Hundreds of houses are being built and are continuing to get planning permission in villages and small tourist towns in Co Kerry without proper sewage treatment facilities, it has emerged.
Kerry County Council yesterday admitted that the infrastructure could not keep pace with the area's boom in development.
It was council policy to develop villages in order to curb one-off rural housing in the countryside.
However, €112 million was needed to bring water supply and sewage schemes up to scratch, engineers from the water services department said.
The Department of the Environment was more interested in funding new water treatment plants and supply schemes rather than upgrading existing ones, Mr Colm Mangan, senior engineer in water services, explained.
Hundreds of thousands of euro would have to be spent by the council on stop-gap measures until new plants could be built.

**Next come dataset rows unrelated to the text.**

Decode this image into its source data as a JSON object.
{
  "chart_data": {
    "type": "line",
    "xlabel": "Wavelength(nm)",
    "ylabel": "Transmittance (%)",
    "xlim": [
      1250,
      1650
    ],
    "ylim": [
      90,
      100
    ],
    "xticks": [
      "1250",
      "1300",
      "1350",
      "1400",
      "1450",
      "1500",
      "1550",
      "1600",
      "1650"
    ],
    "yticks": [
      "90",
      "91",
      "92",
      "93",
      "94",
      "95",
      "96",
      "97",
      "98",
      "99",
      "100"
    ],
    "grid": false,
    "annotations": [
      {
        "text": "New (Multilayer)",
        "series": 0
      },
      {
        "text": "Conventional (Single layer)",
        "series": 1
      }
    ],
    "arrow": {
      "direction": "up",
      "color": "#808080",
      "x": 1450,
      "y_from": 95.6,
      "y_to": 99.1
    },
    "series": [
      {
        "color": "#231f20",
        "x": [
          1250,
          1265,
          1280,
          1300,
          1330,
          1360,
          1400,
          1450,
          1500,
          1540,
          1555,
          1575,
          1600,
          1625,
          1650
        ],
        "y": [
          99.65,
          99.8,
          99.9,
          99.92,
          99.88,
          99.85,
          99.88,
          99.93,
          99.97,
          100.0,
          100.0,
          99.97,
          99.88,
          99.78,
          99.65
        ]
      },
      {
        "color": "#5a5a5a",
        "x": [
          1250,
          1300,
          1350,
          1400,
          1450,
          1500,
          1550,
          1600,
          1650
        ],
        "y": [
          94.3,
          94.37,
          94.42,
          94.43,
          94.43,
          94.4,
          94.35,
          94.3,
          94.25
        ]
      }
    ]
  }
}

In the heritage town of Kenmare, rated as one of the most desirable places to retire to, the bathrooms of 76 houses at Tubrid look directly on to the sewage plant, but they are not connected to it. In the next year, 150 new houses will be built in that area, but the town's sewage system will not be able to take the development.
Consultants are being appointed to look urgentlyat what short-term measures can be taken for Kenmare to see it through next summer, when hundreds of thousands of tourists add to Kerry's fastest-growing town.
Almost 3,000 houses were given planning permission in Kerry in 2002, many in the county's villages. Of these, almost 2,000 were for full planning approval. (The numbers do not include the major towns).
Mr Michael Cotter and his wife, Antoinette, moved into their new house in Firies village in mid-Kerry last May.
During the summer they had to live with intolerable smells and swarms of brown flies. They feared for the health of their twin four-year-old boys.
Raw sewage was escaping into the nearby stream.
Once a week a tractor arrives to clean a small oil tank that serves as the village sewage treatment plant.